If it is a strategic case of black propaganda being used to propel the United States into Libya full-force, then no one will know if it’s working or not because anti-American sentiments in the region are still palpable, and the movie could have been substituted for a protest or a charismatic local and the effect would have been the same.
The United States may not have an economic interest in Libya, but there is definitely commitment there. In March of 2011, reports surfaced of CIA intervention in Libyan rebel forces movements, indicating a strong (and covert) U.S. Government interest in the Libyan uprising. Two months later we learned that President Obama had ordered clandestine CIA operations in Libya in order to ensure the outcomes of the civil war were favorable for US interests. Then in September, documents from Tripoli indicated that the CIA was pushing to establish a permanent presence in Libya all the way back in 2004, and worked closely with local groups — so closely, in fact, that terror suspects were being taken to Lybia for questioning. Finally, in March of 2012, leaked emails to Al Akhbar English showed that the U.S. Government actively contracted private security companies like Blackwater and SCG International in order to help shape the outcome of the Libyan and Syrian rebellions.
This should be of no surprise, though, considering that the U.S. Government has been closely involved with Libya since the late 1960s, and even if we wanted to secure future resource opportunities then, it’s obvious that we now have a vested interest in the development of Libya into a peaceful democracy and less of one in its natural resources. Even so, reassurances haven’t stopped international communities from theorizing about Western intentions in the region. In an August 2011 interview with PressTV, Director of the Center for Research on Globalization Michael Chossudovsky commented in Libya’s natural resource situation.
Several years ago, I was asked in regards to Iraq… I was giving a public lecture, a question was directed at me: ”Professor we need that oil”. Okay that is the Western position, “We need that oil.”
My answer was: ”trade, don’t steal it”.
That is what the Western oil companies are there for, they have already positioned themselves.
The Libyan Oil Company was a very important state entity, which was there to serve the Libyan people. It was used to finance economic development. It is slated to be taken over and privatised, handed it over to Total, which is the French Oil company and other Western oil companies.
What I said, when I was asked that question: “if you need oil, well, you should buy it on the market. And accept the fact that the large share of oil resources [reserves] are in Muslim countries, it is more that 60 percent, and it belong the people of those countries.
They can buy it from them; they do not need to invade countries and then steal the oil from them. And that is what is happening, it happened in Iraq, and now it is happening in Libya.

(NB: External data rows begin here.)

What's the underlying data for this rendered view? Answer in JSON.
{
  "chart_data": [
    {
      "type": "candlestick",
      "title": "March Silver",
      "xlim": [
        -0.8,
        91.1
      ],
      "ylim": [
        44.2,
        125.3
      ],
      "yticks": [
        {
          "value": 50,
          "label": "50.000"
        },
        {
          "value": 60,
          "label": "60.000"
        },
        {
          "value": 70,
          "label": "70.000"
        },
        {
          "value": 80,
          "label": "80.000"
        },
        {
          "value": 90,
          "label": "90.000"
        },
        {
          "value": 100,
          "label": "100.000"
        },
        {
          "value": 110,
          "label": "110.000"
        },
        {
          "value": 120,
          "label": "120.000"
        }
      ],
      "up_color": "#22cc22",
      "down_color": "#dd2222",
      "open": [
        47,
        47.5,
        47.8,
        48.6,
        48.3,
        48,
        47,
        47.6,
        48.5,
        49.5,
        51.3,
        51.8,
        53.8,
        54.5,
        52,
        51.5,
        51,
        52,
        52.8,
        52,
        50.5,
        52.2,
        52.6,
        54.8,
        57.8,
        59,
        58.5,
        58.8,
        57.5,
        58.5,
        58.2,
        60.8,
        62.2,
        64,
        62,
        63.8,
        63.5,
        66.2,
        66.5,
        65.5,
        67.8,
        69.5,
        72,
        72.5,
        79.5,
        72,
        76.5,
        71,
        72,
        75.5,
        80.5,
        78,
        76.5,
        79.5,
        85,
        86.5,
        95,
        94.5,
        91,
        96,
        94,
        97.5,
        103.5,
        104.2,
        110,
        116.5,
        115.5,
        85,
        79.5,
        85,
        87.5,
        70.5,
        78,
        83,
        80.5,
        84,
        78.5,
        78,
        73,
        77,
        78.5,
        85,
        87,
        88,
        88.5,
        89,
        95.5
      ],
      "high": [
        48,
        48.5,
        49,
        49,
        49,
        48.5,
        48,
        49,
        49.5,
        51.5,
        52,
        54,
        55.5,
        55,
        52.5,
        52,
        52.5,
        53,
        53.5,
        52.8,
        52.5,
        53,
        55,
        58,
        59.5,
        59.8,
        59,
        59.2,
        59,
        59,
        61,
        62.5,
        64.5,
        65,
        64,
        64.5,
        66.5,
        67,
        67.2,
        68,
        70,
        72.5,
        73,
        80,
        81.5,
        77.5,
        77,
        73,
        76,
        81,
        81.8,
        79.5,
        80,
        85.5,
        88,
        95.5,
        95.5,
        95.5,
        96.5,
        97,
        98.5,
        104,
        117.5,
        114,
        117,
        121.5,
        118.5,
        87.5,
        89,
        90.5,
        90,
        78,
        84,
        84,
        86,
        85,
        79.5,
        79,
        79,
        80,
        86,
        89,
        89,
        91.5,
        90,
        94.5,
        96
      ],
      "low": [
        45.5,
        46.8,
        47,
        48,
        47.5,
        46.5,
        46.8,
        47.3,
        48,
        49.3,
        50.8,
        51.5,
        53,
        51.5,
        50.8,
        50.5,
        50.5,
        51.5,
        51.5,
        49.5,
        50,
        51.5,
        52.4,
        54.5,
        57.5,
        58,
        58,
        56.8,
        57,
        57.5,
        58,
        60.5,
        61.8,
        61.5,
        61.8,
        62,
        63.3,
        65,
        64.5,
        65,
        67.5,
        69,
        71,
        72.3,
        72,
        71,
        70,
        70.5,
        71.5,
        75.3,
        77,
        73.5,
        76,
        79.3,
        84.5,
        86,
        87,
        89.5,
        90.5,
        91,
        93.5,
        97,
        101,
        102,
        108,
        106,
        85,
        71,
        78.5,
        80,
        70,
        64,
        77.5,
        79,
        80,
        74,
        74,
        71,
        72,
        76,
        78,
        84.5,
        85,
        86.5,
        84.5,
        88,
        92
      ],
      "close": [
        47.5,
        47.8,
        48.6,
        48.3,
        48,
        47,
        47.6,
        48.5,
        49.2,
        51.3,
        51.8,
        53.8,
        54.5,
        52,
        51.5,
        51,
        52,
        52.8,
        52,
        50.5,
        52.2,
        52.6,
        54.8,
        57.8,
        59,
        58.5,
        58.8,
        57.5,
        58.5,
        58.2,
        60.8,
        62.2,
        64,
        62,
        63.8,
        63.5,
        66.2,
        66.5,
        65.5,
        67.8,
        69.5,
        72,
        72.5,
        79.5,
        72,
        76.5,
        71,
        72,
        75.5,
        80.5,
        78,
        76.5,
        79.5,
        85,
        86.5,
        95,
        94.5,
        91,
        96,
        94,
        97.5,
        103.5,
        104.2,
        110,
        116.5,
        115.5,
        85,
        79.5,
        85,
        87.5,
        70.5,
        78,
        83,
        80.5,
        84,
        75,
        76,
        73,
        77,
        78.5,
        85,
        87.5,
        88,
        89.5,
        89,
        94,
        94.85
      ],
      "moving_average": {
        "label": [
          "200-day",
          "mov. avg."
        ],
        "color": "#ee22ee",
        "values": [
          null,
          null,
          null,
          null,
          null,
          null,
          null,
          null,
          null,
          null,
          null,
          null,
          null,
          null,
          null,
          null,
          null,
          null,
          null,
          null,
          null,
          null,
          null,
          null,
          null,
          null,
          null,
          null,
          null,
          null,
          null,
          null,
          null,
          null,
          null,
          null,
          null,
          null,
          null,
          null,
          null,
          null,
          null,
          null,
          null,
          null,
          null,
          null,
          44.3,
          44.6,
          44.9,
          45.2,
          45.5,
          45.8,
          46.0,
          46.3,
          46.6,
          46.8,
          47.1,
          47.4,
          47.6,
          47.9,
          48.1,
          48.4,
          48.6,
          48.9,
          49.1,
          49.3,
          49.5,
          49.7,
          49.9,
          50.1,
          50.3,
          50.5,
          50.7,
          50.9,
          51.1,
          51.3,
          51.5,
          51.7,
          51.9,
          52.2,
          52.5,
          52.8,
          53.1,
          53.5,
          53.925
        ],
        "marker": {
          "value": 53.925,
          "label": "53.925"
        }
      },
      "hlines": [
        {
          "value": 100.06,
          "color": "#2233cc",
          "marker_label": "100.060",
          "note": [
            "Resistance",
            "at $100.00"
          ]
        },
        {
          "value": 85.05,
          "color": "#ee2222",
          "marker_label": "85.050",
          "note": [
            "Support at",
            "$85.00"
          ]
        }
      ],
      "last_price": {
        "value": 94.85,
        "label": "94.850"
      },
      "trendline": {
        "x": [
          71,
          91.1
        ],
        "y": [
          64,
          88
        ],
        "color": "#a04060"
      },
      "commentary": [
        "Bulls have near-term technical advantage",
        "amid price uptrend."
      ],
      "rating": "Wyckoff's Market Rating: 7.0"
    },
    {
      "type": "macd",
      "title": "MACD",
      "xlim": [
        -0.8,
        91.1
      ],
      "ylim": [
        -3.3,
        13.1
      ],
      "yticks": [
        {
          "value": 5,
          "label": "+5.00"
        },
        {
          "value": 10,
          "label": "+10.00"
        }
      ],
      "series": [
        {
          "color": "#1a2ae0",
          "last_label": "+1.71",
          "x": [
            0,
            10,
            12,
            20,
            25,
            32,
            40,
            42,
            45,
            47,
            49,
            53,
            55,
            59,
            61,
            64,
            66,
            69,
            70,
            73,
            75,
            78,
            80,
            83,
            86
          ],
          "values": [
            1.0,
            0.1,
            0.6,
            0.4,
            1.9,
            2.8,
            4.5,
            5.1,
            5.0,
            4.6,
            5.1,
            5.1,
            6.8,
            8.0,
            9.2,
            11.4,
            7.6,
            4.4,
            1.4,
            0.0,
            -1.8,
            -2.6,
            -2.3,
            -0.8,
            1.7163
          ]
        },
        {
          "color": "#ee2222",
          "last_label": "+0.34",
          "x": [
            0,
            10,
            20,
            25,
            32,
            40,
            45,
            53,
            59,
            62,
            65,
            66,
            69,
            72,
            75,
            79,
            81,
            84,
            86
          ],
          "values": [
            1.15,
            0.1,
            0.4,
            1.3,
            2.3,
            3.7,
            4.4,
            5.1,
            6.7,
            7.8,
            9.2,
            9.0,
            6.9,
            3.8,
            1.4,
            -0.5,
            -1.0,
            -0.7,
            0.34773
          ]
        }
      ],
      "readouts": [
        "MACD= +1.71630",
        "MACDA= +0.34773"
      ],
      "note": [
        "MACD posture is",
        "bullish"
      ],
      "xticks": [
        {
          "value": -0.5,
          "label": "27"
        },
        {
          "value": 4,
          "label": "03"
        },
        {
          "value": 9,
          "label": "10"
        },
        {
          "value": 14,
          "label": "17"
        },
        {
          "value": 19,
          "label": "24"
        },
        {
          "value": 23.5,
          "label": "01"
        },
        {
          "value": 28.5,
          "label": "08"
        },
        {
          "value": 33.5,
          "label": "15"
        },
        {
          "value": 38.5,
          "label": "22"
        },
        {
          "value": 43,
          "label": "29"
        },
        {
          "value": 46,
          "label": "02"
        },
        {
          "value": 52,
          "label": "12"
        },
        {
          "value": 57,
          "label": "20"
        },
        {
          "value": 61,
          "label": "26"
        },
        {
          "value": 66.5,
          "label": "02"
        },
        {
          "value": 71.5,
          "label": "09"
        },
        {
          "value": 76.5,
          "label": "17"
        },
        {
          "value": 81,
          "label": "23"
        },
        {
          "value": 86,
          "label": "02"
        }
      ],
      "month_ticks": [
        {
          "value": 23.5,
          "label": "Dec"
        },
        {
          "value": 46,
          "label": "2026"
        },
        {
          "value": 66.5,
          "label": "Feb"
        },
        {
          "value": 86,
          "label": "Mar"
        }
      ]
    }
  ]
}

While the U.S. sends Marines and ships toward Libya, the rest of the world will be watching closely for a repeat of all too familiar history. Despite concerns, though, it’s doubtful that the U.S. will want any stake in Libya’s natural resources because the political damage would be far worse than any economic gain. The United States wants Libya to be a strong, democratic presence in the region — and the first real success story out of the Arab Spring — and it would be foolish to throw progress away for the sake of an energy resource.